Breakup 💔

Me

I was in a year and a half relationship with this boy that I’ve fallen in love with... Well about a week ago he had told me that he has fallen out of love with me 4 months ago and waited so long to end things because he had hoped the love he once felt for me would come back... but it ended up not coming back. He ended things right on my bed a hour after we did stuff and a week after I bought him a 364$ gift... he even knew I was getting him something that expensive for a while.

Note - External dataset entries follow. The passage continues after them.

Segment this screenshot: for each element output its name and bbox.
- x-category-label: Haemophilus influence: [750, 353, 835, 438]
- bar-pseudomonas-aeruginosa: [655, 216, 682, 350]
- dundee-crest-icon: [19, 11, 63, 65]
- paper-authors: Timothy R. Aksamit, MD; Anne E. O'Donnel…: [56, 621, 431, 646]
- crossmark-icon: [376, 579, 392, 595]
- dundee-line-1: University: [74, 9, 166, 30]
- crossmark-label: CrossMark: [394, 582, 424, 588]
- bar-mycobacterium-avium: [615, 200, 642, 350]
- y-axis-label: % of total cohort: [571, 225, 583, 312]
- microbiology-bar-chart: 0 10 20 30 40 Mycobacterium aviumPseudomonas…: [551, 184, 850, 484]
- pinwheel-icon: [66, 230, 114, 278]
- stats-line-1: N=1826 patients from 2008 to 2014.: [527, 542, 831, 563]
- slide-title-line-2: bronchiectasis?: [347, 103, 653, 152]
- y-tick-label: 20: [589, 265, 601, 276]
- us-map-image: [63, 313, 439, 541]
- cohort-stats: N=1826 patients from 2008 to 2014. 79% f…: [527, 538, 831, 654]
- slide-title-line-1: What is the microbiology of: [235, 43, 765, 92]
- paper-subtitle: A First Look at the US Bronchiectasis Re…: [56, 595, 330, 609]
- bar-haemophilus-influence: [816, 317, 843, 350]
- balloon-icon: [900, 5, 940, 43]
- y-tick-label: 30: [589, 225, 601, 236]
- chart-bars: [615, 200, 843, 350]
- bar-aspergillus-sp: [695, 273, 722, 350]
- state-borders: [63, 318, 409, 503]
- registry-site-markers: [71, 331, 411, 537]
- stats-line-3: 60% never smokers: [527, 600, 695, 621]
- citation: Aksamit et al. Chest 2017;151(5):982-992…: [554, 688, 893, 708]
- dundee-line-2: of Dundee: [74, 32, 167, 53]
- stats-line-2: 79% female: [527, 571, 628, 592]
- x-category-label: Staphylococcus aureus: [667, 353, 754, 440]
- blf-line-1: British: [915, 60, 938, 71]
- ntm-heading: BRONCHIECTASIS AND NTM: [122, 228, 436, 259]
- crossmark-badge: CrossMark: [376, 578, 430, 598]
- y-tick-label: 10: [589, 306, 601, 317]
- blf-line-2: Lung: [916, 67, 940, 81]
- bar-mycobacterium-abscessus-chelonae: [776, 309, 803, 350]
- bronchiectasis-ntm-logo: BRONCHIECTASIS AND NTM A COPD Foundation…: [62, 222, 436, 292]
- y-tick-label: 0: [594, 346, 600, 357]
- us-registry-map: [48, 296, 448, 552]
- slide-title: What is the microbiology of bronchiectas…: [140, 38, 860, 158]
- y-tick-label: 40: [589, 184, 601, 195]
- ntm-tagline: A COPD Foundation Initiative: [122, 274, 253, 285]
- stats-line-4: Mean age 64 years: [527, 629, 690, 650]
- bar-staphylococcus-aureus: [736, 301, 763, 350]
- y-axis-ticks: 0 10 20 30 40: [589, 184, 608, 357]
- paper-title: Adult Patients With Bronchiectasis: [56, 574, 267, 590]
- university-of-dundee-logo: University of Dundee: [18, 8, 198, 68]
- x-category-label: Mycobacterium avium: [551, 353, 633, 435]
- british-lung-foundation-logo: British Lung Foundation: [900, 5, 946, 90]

But anyways he told me he still wanted to stay friends because we did promise each other that if we ever ended things we would still stay best friends just like before we started dating... but I still am deeply in love with him and I’ve been crying every day and I can’t eat or drink anything without throwing up and I can’t sleep because my mind is racing 24/7... I’ve been reading about grieving processes and how long it’ll take to get over it... but it just hurts so much I dont know what to do most of the time... I try and keep my mind busy as much as possible so I don’t think about it... but it’s just unbelievably hard when it doesn’t faze him that much that we ended things and we even have the same English class together and sit right next to each other so it’s hard at school because when I see him I think of how we used to be when we were in love... and I cant really talk to my best girl friend about this because she doesn’t date so she has no clue how I feel or anything close to how I feel... And to be honest I just need some advice of how to deal with the pain... (FYI: he was never a jerk to me. He always treated me good so I don’t hate him at all!)